4 minutes de lecture

3.5

Daree... lieu du drame

Lorsque je rouvre les yeux, je ne suis plus dans la voiture.

Il fait nuit, mais il y a tant de couleurs et de bruits dus aux sirènes que le silence et le calme habituels ne sont plus qu'un lointain souvenir.

Des dizaines de voix murmurent, parlent, crient. Une femme en blouse blanche se tient au-dessus de moi en agrippant ma main droite. Il y a quelque chose dans ma bouche qui me force à respirer, réveillant une douloureuse palpitation dans ma poitrine. J'essaie de lever les bras pour retirer ce truc, mais le gauche refuse de bouger et le droit est retenu par la main de la femme. Je prends alors conscience de la souffrance qui me scie le corps.

Mes yeux se remplissent de larmes. La femme pose son autre main sur mon front.

Ne bouge pas, mon garçon, on y est presque.

Je me rends compte qu'on avance ; je suis allongé sur un brancard. La femme et l’un de ses collègues replient les roues du brancard et le hissent à l'arrière d'une ambulance aux sirènes encore allumées.

Les autres ont vérifié qu'on ne pouvait plus rien pour le reste des victimes ? demande la femme en fermant les portes derrière elle.

Oui, malheureusement. Trois sont mortes sur le coup, une autre s'est éteinte une vingtaine de minutes plus tard, répond son collègue.

Si le ton est détaché et froid, les yeux des deux urgentistes sont brillants, leurs traits, crispés.

Où on est ? je parviens à bredouiller d'une voix rocailleuse.

Ces trois mots m'ont vidé des misérables forces qui me restaient.

L'homme plisse les yeux en posant une main sur mon bras valide.

Évite de parler, on pense que tu as des côtes cassées. Nous nous trouvons à Daree. On va t'emmener à l'hôpital de Lake Town, d'accord ?

Je hoche la tête. De toute façon, je ne suis pas vraiment en mesure de désapprouver quoi que ce soit.

La femme a fini par se présenter. Elle s'appelle Sofia Daniels. J'ai vite compris que c'est l’épouse de Philip Daniels, l'homme qui a été le premier sur les lieux. Son collègue se nomme Henry. Je ne sais pas pourquoi ils m'ont appris leurs noms... Pour que je me sente plus près d'eux, plus en sécurité ? Toutes tentatives seraient vaines ; une seule chose tourne en rond dans ma tête : j'ai tué quatre personnes.

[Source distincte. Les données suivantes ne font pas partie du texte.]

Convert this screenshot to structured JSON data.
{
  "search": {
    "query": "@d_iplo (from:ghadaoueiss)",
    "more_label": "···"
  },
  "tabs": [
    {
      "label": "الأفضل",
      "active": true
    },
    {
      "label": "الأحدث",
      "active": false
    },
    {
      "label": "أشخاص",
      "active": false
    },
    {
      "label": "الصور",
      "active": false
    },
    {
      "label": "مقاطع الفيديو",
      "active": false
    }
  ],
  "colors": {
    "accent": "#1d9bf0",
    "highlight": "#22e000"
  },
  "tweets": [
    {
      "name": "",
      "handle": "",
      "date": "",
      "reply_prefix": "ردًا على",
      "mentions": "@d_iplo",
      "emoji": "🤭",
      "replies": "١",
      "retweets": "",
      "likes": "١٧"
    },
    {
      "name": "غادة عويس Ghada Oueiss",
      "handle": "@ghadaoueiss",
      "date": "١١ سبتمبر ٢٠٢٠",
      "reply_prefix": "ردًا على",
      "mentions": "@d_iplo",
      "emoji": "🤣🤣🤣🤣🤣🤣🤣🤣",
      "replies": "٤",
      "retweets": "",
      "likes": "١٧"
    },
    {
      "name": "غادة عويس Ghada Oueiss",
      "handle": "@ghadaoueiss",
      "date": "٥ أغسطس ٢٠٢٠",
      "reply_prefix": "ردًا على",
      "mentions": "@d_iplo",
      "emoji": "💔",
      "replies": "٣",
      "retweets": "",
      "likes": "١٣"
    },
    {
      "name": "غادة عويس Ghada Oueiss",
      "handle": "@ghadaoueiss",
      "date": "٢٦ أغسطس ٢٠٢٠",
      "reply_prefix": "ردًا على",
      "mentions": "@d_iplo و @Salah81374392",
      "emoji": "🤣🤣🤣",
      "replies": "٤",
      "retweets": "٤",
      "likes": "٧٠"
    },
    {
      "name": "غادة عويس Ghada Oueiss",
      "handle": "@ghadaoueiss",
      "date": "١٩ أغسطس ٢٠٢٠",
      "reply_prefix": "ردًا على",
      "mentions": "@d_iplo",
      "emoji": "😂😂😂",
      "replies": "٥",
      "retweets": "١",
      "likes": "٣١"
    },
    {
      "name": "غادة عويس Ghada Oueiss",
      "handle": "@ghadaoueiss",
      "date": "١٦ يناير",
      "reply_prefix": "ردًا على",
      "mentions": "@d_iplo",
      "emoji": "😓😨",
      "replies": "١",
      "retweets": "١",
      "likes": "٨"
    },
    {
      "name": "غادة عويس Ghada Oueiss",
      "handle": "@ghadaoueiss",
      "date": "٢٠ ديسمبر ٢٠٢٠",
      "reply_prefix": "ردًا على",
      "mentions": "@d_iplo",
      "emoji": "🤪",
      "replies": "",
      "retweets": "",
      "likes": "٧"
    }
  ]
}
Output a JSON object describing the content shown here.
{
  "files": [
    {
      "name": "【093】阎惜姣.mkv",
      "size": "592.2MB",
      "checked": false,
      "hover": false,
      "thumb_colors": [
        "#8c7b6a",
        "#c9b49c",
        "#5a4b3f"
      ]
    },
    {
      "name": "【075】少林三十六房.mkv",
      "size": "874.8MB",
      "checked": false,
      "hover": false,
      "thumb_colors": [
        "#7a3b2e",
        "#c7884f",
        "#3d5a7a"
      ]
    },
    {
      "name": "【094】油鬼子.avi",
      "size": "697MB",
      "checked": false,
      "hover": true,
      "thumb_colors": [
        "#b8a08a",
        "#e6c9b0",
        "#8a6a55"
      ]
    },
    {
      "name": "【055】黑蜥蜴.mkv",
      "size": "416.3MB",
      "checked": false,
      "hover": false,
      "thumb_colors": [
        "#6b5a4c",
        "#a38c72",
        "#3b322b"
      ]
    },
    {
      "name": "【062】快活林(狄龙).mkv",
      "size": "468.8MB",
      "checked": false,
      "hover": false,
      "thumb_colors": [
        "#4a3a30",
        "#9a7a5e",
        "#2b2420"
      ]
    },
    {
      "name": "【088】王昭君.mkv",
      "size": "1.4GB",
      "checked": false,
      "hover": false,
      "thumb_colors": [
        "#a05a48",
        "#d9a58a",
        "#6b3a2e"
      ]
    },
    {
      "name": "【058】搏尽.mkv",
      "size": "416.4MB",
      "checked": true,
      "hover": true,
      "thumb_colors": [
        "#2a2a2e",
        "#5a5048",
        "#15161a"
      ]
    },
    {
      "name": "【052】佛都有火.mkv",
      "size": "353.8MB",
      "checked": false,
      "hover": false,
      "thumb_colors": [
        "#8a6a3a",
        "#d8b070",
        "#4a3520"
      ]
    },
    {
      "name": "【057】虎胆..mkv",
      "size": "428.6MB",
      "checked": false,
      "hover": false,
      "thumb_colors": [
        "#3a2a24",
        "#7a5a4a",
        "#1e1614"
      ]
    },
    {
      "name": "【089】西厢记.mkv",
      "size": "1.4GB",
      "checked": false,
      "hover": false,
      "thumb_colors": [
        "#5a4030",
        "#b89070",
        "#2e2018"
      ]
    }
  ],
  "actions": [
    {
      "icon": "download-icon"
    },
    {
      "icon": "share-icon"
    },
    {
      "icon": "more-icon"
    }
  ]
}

Sofia m'a fait différentes piqûres et planté des aiguilles dans les bras sans les enlever, les laissant reliées à des poches au contenu inconnu. Il y a toujours cette chose dans ma bouche qui envoie de l'air dans mes poumons. Depuis un moment, la douleur s'est atténuée, sans disparaître complètement. Les sons me reviennent étouffés, ma vision n'est pas claire.

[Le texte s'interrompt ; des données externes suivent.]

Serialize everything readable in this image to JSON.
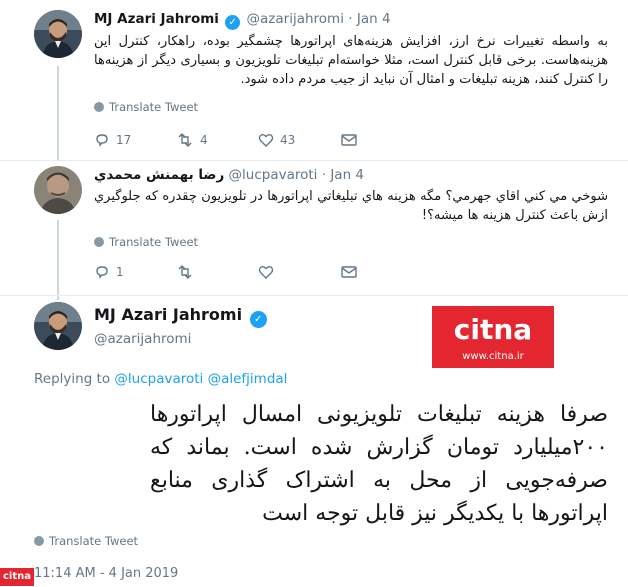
{
  "tweet1": {
    "name": "MJ Azari Jahromi",
    "handle": "@azarijahromi",
    "date": "Jan 4",
    "text": "به واسطه تغییرات نرخ ارز، افزایش هزینه‌های اپراتورها چشمگیر بوده، راهکار، کنترل این هزینه‌هاست. برخی قابل کنترل است، مثلا خواسته‌ام تبلیغات تلویزیون و بسیاری دیگر از هزینه‌ها را کنترل کنند، هزینه تبلیغات و امثال آن نباید از جیب مردم داده شود.",
    "translate": "Translate Tweet",
    "replies": "17",
    "retweets": "4",
    "likes": "43"
  },
  "tweet2": {
    "name": "رضا بهمنش محمدي",
    "handle": "@lucpavaroti",
    "date": "Jan 4",
    "text": "شوخي مي كني اقاي جهرمي؟ مگه هزينه هاي تبليغاتي اپراتورها در تلويزيون چقدره كه جلوگيري ازش باعث كنترل هزينه ها ميشه؟!",
    "translate": "Translate Tweet",
    "replies": "1",
    "retweets": "",
    "likes": ""
  },
  "main_tweet": {
    "name": "MJ Azari Jahromi",
    "handle": "@azarijahromi",
    "replying_prefix": "Replying to",
    "replying_to": "@lucpavaroti @alefjimdal",
    "text": "صرفا هزینه تبلیغات تلویزیونی امسال اپراتورها ۲۰۰میلیارد تومان گزارش شده است. بماند که صرفه‌جویی از محل به اشتراک گذاری منابع اپراتورها با یکدیگر نیز قابل توجه است",
    "translate": "Translate Tweet",
    "timestamp": "11:14 AM - 4 Jan 2019"
  },
  "logo": {
    "brand": "citna",
    "url": "www.citna.ir"
  },
  "watermark": "citna",
  "colors": {
    "accent": "#1da1f2",
    "muted": "#657786",
    "logo_red": "#e3262f"
  }
}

Alors comme ça, Raylen et moi avions atteint Daree ? À la pensée de mon ami, mon cœur se soulève. Je le revois la tête coincée dans le pare-brise fracassé. Et le sang... oh, le sa…

Je vais vomir, gémis-je, saisi d'un haut-le-cœur.

Sans leur laisser le temps de m'aider, je me tourne sur le flanc au prix d'un effort terrible, arrache de ma bouche l'appareil qui me fournit de l'oxygène et vide tripes et boyaux sur le sol métallique de l'ambulance. Pantelant, je me laisse retomber sur le dos.

J'entends Henry pousser un couinement indigné. Il souhaite sûrement se plaindre, mais Sofia lui jette un regard noir puis baisse les yeux sur moi.

C'est pas grave, ne t'inquiète pas.

Elle ramasse le tube qu'il y avait dans ma bouche et le rince au petit robinet collé au mur avant de le replacer au-dessus de mon visage. Mon expression doit trahir mon dégoût car elle soupire.

Je sais que ça ne te plaît pas, mais tu ne peux pas respirer correctement tout seul à cause de tes côtes.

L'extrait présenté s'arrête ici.